The Occupy movement needs you, Miami

C. Stiles

Luther "Luke" Campbell, the man whose booty-shaking madness made the U.S. Supreme Court stand up for free speech, gets as nasty as he wants to be for Miami New Times. This week, Luke assesses the Occupy movement sweeping New York, Miami, and other American cities.

The tens of thousands of protesters occupying streets in lower Manhattan and around the country are allowing the corporate media — from MSNBC to Fox News — to paint them as a bunch of out-of-control, radical hipsters and dirty, old hippies clashing with a-hole cops. "Brawl Street" was the headline in the New York Post. But the mainstream press is distorting what the movement is about. The executives don't want the rest of the American public to sign on.

Occupy Wall Street is really about helping folks who have lost their homes to foreclosure. Some want the government to forgive student loans. Then there are the very few anarchists who just don't believe in any kind of law and order. People are starting to wake up. They are realizing this country has gone to hell and that they have been manipulated for too long. They are rightfully pissed off.

Now it's time for the protesters to get organized.

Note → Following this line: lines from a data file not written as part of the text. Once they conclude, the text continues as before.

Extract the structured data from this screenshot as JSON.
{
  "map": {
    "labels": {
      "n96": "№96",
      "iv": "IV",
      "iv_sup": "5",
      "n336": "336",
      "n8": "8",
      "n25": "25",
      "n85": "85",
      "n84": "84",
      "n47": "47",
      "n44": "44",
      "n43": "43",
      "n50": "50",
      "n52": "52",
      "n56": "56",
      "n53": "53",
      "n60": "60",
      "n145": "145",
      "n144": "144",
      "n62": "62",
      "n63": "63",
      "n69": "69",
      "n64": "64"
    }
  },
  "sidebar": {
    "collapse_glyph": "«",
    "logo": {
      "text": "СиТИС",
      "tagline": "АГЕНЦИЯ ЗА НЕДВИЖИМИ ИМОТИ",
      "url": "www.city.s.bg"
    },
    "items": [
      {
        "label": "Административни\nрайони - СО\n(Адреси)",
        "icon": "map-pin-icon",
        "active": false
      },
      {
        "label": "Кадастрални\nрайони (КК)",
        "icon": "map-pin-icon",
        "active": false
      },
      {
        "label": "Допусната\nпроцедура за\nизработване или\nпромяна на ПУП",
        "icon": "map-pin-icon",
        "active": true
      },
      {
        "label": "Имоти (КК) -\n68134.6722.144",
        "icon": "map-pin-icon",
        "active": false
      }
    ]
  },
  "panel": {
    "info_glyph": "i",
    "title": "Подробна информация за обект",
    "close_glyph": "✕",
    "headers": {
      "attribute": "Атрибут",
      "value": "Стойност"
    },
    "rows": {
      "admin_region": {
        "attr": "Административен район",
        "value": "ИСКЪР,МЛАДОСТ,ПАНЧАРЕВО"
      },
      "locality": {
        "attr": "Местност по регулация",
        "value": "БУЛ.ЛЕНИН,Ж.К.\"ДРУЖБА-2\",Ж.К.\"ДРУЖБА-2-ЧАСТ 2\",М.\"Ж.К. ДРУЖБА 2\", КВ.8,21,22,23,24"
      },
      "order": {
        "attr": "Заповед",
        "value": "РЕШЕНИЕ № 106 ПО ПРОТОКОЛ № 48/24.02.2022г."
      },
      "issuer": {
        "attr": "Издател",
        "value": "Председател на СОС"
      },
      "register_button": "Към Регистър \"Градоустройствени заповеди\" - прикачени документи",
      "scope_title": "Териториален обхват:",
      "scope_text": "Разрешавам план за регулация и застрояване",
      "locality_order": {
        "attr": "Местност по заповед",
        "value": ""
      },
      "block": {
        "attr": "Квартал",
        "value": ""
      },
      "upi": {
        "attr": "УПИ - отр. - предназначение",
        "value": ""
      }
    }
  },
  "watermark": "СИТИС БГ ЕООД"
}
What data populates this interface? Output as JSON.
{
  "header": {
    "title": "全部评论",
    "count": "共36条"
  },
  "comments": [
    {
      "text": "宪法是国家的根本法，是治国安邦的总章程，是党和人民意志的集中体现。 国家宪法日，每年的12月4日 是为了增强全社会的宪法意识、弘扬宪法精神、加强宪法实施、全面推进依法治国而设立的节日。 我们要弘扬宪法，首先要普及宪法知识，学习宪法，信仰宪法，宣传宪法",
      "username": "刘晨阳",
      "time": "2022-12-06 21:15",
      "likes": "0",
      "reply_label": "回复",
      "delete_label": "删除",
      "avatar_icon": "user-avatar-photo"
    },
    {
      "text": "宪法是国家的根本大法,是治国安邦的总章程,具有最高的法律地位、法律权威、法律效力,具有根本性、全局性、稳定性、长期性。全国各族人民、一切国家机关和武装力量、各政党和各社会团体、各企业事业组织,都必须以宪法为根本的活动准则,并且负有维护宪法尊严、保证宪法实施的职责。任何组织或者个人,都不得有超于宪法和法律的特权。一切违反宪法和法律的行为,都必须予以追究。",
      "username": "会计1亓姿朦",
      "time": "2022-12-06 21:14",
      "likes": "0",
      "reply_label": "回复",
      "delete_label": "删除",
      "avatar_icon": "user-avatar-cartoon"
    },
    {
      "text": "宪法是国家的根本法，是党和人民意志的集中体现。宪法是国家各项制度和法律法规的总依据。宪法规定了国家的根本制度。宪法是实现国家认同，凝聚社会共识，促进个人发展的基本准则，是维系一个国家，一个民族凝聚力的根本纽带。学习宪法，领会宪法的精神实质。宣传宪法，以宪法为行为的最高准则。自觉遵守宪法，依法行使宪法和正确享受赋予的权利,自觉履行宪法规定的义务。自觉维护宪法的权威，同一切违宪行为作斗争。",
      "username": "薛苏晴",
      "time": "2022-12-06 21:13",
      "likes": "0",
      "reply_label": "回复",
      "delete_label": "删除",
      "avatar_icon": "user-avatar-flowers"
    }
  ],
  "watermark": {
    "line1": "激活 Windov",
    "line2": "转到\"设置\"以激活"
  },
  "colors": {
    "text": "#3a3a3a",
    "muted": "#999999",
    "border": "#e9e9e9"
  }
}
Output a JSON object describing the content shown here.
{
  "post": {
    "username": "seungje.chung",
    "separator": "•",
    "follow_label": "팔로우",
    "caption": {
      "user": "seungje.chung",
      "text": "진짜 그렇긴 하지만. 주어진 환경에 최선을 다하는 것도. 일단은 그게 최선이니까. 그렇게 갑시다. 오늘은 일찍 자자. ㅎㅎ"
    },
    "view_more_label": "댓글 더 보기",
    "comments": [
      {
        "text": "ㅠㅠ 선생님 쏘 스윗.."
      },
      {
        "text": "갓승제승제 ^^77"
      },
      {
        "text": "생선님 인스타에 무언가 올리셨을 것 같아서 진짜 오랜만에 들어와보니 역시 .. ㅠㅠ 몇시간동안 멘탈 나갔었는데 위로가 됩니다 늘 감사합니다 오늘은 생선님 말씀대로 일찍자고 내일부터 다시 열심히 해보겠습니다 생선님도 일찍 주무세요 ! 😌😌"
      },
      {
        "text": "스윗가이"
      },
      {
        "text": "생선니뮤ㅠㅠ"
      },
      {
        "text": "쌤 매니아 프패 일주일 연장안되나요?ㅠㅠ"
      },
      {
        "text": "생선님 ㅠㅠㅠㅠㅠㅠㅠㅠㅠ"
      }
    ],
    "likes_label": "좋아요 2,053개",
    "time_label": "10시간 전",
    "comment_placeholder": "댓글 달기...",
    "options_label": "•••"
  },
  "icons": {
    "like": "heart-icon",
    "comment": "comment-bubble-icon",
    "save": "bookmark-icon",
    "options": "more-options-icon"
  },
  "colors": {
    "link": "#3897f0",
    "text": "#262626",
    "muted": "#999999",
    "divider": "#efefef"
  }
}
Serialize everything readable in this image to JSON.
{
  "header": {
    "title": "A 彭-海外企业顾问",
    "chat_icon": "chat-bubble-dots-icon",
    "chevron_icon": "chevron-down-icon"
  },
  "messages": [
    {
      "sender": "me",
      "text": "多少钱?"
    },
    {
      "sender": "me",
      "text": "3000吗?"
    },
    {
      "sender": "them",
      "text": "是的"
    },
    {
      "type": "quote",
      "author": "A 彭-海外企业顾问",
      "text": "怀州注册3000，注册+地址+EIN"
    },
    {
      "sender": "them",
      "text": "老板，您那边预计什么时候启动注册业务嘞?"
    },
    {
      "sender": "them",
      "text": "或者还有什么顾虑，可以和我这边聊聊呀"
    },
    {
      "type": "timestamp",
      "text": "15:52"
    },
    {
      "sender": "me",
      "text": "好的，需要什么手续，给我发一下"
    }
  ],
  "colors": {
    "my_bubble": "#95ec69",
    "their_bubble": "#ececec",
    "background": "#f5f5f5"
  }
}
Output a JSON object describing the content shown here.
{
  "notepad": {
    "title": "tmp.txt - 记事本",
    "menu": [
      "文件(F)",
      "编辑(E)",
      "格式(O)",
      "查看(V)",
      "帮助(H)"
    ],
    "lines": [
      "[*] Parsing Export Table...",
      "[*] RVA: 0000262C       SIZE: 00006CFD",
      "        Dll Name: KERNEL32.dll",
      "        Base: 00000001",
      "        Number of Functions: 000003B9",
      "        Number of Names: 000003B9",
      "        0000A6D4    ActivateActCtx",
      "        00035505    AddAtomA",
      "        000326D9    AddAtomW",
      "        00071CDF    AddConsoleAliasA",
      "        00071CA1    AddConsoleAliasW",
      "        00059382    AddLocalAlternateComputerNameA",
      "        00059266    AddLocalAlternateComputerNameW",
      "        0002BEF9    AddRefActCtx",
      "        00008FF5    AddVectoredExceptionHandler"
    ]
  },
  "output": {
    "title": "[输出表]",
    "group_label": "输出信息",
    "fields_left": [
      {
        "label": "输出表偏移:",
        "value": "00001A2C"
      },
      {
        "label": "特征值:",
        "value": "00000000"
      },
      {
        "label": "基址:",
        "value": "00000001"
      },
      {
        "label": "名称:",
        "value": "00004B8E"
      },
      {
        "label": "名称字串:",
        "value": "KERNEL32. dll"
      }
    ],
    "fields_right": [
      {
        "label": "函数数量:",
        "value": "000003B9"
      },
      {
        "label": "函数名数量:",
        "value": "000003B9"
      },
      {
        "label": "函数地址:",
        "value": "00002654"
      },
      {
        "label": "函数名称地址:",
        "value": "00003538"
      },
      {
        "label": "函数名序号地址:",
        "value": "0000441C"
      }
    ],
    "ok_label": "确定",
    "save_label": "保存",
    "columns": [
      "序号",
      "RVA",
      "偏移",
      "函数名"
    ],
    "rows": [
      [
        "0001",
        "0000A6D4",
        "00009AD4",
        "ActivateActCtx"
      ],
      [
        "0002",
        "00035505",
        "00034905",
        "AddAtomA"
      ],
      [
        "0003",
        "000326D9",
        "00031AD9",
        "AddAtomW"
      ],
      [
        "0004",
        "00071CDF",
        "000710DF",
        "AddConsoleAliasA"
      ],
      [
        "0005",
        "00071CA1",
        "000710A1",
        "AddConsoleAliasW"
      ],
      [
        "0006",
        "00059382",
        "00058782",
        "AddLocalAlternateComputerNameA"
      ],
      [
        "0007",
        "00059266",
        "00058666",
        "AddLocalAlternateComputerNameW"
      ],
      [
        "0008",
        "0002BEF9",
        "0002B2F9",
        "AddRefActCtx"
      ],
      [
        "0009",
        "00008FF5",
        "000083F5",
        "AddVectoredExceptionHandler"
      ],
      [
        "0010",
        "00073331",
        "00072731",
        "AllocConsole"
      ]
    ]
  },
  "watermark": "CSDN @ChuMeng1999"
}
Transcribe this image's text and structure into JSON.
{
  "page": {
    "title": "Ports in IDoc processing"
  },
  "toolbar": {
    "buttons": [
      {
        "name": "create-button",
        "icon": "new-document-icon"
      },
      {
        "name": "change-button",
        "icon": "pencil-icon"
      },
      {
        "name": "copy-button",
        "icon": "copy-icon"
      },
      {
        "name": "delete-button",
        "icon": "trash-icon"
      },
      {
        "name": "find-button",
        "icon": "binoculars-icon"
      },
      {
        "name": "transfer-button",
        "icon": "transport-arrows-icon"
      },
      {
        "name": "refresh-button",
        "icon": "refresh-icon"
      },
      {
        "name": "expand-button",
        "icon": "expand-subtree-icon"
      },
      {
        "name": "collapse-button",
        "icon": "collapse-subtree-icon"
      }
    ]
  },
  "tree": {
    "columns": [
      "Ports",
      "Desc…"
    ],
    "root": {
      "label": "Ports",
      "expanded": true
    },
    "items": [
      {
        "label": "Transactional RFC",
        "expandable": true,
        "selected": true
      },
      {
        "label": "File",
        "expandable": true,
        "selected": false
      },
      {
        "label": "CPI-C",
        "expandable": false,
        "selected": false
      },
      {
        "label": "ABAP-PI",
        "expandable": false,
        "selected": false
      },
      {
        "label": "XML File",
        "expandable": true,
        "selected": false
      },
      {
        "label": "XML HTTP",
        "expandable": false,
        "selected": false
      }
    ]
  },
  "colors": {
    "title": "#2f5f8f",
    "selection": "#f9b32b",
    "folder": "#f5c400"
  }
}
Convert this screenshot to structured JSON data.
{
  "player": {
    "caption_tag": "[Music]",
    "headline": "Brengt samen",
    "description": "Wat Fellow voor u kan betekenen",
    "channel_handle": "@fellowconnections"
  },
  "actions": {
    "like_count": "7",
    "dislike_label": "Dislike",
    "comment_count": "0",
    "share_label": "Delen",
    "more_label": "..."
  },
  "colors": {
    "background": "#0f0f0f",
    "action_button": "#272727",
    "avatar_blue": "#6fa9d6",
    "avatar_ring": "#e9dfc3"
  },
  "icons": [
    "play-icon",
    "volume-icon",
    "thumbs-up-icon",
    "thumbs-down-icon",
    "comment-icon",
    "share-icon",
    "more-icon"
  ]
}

If I were leading this movement, I would focus on the most important problem facing America today: the lack of jobs. Right now the government is offering only slave work, like building roads.

President Obama's job plan is just a Band-Aid on our economic problems.

The long-term solution is to prepare Americans for new industries to replace thousands of jobs we've lost to kiosks and highly educated foreign workers. Today you can find an Indian or Russian computer programmer via the Internet who will build you a website or software program for pennies on the dollar.

Don't believe all the hype about Apple and Microsoft developing innovative technology in California and Washington state. The computer giants get much of their technology from the Far East. I've been to Japan a few times, and their technology is five to ten years ahead of ours.

We get the hand-me-downs sold by American companies that bought the products on the cheap. When the products arrive in the States, corporations jack up the price on the consumer. The only ones making any money today are eBay, Amazon, FedEx, UPS, and the megabillionaires who run Apple and Microsoft. They include Bill Gates and Steve Jobs, until his recent death.

These protesters have the idea right. But time is running out for them to be heard. They need to fight for reasonable work for reasonable Americans. And newspapers and TV stations must catch on before it's too late.

If we don't do something soon about the morass of an economy we live in, we'll end up living in a simulated reality like the one in the Matrix movies.